Dr. Cruz-Pimentel is a
Dr. Mandelcorn is an associate professor of ophthalmology at the University of Toronto.
Dr. Felfeli is an ophthalmology resident at the University of Toronto.
DISCLOSURES: The authors and Dr. Felfeli have no relevant relationships to disclose.
Patients with endophthalmitis can have a poor outcome after pars plana vitrectomy, particularly when the vitreous cavity has been manipulated significantly. Minimal vitrectomy1 is recommended to prevent further complications, such as surgically induced necrotizing scleritis2,3 and scleral abscess.4
In pseudophakic eyes where the anterior chamber is filled with debris, we recommend using a minimalist two-trocar approach. This technique starts by placing two trocars in the anterior chamber. The first trocar is placed for the infusion line after the infusion that can be opened under direct visualization.
The second trocar cannula is placed in the anterior chamber through which the vitrector is placed to remove the anterior chamber plaque and to collect a first sample for culture and sensitivity (Figure A).
By placing the infusion in the anterior chamber, you can avoid complications from the infusion placement through the pars plana, which include infusion-induced choroidal detachments, particularly given the poor visibility in these cases.
Placing the two trocars
Once the view improves from the anterior chamber washout, two trocars are placed in the superior quadrants to start the posterior vitrectomy in order to collect a second sample from the mid-vitreous cavity.
After this, a core vitrectomy is undertaken. Once there’s a clear view of the posterior pole, the vitrectomy can be stopped (Figure B).
The posterior pole membrane peeling or peripheral vitreous shave is deliberately avoided, given the high risk of retinal tear and detachment in these cases. The infusion line can be removed from the anterior chamber trocar and then placed via the pars plana in the superior temporal quadrant trocar. A partial air-fluid exchange can be done, leaving the vitreous cavity filled with 50 percent air and 50 percent balanced salt solution. Intravitreal antibiotics are then injected in the vitreous cavity.
|The two-trocar approach. A) The first is used for the infusion line, the second to introduce the vitrector after it’s inserted into the anterior chamber to clean the debris and to collect a first sample for culture and sensitivity. B) Stop the vitrectomy when you get a clear view of the posterior pole. C) Leaving the vitreous cavity filled with 50-50 air and balanced salt solution will ensure the two superior sclerotomies close appropriately and keep the intravitreal antibiotics in the vitreous cavity away from the trocars.
Leaving the vitreous cavity filled with 50-50 air and BSS will ensure that the two superior sclerotomies close well. At the same time, it will keep the intravitreal antibiotics into the vitreous cavity away from the trocars, preventing any efflux of these medications through the sclerotomies. This step will ensure you administer the full dose and that nothing escapes through the trocars (Figure C).
The minimalist two-trocar approach can avoid complications in pseudophakic eyes with endophthalmitis, such as spreading the infection toward the sclera, causing surgically induced scleritis, scleral abscess and choroidal effusion from placing the infusion into the suprachoroidal space in cases of thick choroid. RS
1. Davis RM, Rowsey JJ, Jensen HG. An anterior limbal approach to vitrectomy for the surgical management of infectious endophthalmitis. Ophthalmic Surg. 1987;18:683-686.

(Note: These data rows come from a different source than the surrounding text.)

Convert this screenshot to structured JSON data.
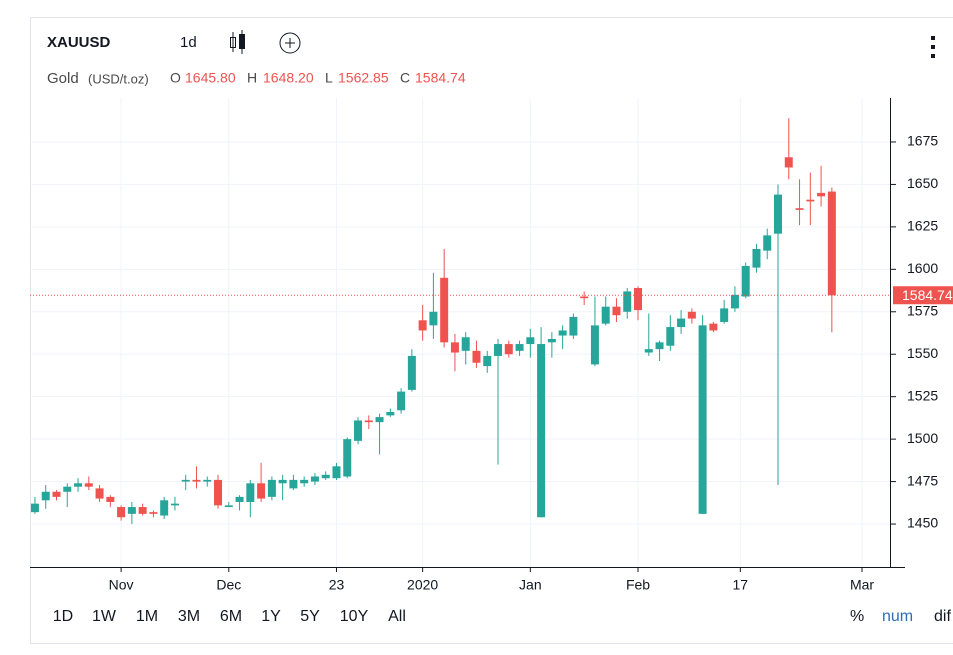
{
  "toolbar": {
    "symbol": "XAUUSD",
    "interval": "1d",
    "name": "Gold",
    "unit": "(USD/t.oz)",
    "o_label": "O",
    "open": "1645.80",
    "h_label": "H",
    "high": "1648.20",
    "l_label": "L",
    "low": "1562.85",
    "c_label": "C",
    "close": "1584.74"
  },
  "ranges": [
    "1D",
    "1W",
    "1M",
    "3M",
    "6M",
    "1Y",
    "5Y",
    "10Y",
    "All"
  ],
  "scale_modes": [
    "%",
    "num",
    "dif"
  ],
  "chart_data": {
    "type": "candlestick",
    "up_color": "#26a69a",
    "down_color": "#ef5350",
    "open": [
      1457,
      1464,
      1469,
      1469,
      1472,
      1474,
      1471,
      1466,
      1460,
      1456,
      1460,
      1457,
      1455,
      1461,
      1475,
      1476,
      1475,
      1476,
      1460,
      1463,
      1463,
      1474,
      1466,
      1474,
      1471,
      1474,
      1475,
      1477,
      1477,
      1478,
      1499,
      1511,
      1510,
      1514,
      1517,
      1529,
      1570,
      1567,
      1595,
      1557,
      1552,
      1552,
      1543,
      1549,
      1556,
      1552,
      1556,
      1454,
      1557,
      1561,
      1561,
      1584,
      1544,
      1568,
      1578,
      1575,
      1589,
      1551,
      1553,
      1555,
      1566,
      1575,
      1456,
      1568,
      1569,
      1577,
      1584,
      1601,
      1611,
      1621,
      1666,
      1636,
      1641,
      1645,
      1645.8
    ],
    "high": [
      1466,
      1473,
      1470,
      1474,
      1477,
      1478,
      1473,
      1467,
      1461,
      1463,
      1462,
      1458,
      1466,
      1466,
      1479,
      1484,
      1478,
      1479,
      1463,
      1467,
      1476,
      1486,
      1478,
      1479,
      1479,
      1478,
      1480,
      1481,
      1486,
      1501,
      1513,
      1514,
      1515,
      1518,
      1530,
      1553,
      1579,
      1598,
      1612,
      1562,
      1563,
      1558,
      1552,
      1559,
      1558,
      1558,
      1565,
      1566,
      1563,
      1567,
      1574,
      1587,
      1584,
      1584,
      1583,
      1589,
      1590,
      1574,
      1558,
      1573,
      1576,
      1577,
      1573,
      1569,
      1582,
      1590,
      1604,
      1615,
      1624,
      1650,
      1689,
      1653,
      1657,
      1661,
      1648.2
    ],
    "low": [
      1456,
      1459,
      1464,
      1460,
      1469,
      1470,
      1463,
      1460,
      1452,
      1450,
      1455,
      1454,
      1453,
      1458,
      1470,
      1471,
      1472,
      1459,
      1460,
      1458,
      1454,
      1463,
      1464,
      1464,
      1470,
      1472,
      1473,
      1476,
      1476,
      1477,
      1497,
      1506,
      1491,
      1513,
      1515,
      1528,
      1558,
      1559,
      1554,
      1540,
      1544,
      1542,
      1539,
      1485,
      1548,
      1549,
      1548,
      1454,
      1548,
      1553,
      1559,
      1579,
      1543,
      1567,
      1569,
      1571,
      1570,
      1549,
      1546,
      1552,
      1562,
      1568,
      1456,
      1563,
      1568,
      1575,
      1583,
      1598,
      1606,
      1473,
      1653,
      1626,
      1626,
      1637,
      1562.85
    ],
    "close": [
      1462,
      1469,
      1466,
      1472,
      1474,
      1472,
      1465,
      1463,
      1454,
      1460,
      1456,
      1456,
      1464,
      1462,
      1476,
      1475,
      1476,
      1461,
      1461,
      1466,
      1474,
      1465,
      1476,
      1476,
      1476,
      1476,
      1478,
      1479,
      1484,
      1500,
      1511,
      1510,
      1513,
      1516,
      1528,
      1549,
      1564,
      1575,
      1557,
      1551,
      1560,
      1545,
      1549,
      1556,
      1550,
      1556,
      1560,
      1556,
      1559,
      1564,
      1572,
      1583,
      1567,
      1578,
      1573,
      1587,
      1576,
      1553,
      1557,
      1566,
      1571,
      1571,
      1567,
      1564,
      1577,
      1585,
      1602,
      1612,
      1620,
      1644,
      1660,
      1635,
      1640,
      1643,
      1584.74
    ],
    "last_price": {
      "value": 1584.74,
      "label": "1584.74"
    },
    "xlim": [
      -0.46,
      79.4
    ],
    "xticks": [
      {
        "value": 8,
        "label": "Nov"
      },
      {
        "value": 18,
        "label": "Dec"
      },
      {
        "value": 28,
        "label": "23"
      },
      {
        "value": 36,
        "label": "2020"
      },
      {
        "value": 46,
        "label": "Jan"
      },
      {
        "value": 56,
        "label": "Feb"
      },
      {
        "value": 65.5,
        "label": "17"
      },
      {
        "value": 76.8,
        "label": "Mar"
      }
    ],
    "ylim": [
      1424.7,
      1700.9
    ],
    "yticks": [
      1450,
      1475,
      1500,
      1525,
      1550,
      1575,
      1600,
      1625,
      1650,
      1675
    ],
    "grid": true
  }
}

2. Morley AM, Pavesio C. Surgically induced necrotising scleritis following three-port pars plana vitrectomy without scleral buckling: A series of three cases. Eye (Lond). 2008;22:162-164.
3. Madanagopalan VG, Shivananda N, Krishnan T. Surgically induced necrotizing scleritis after retinal detachment surgery masquerading as scleral abscess. GMS Ophthalmol Cases. 2019;9:Doc18.
4. Saito W, Sakaguchi T, Furudate N, Amino Y, Ohno S. Pseudomonas scleral abscess following pars plana vitrectomy. Jpn J Ophthalmol. 2006;50:564-566.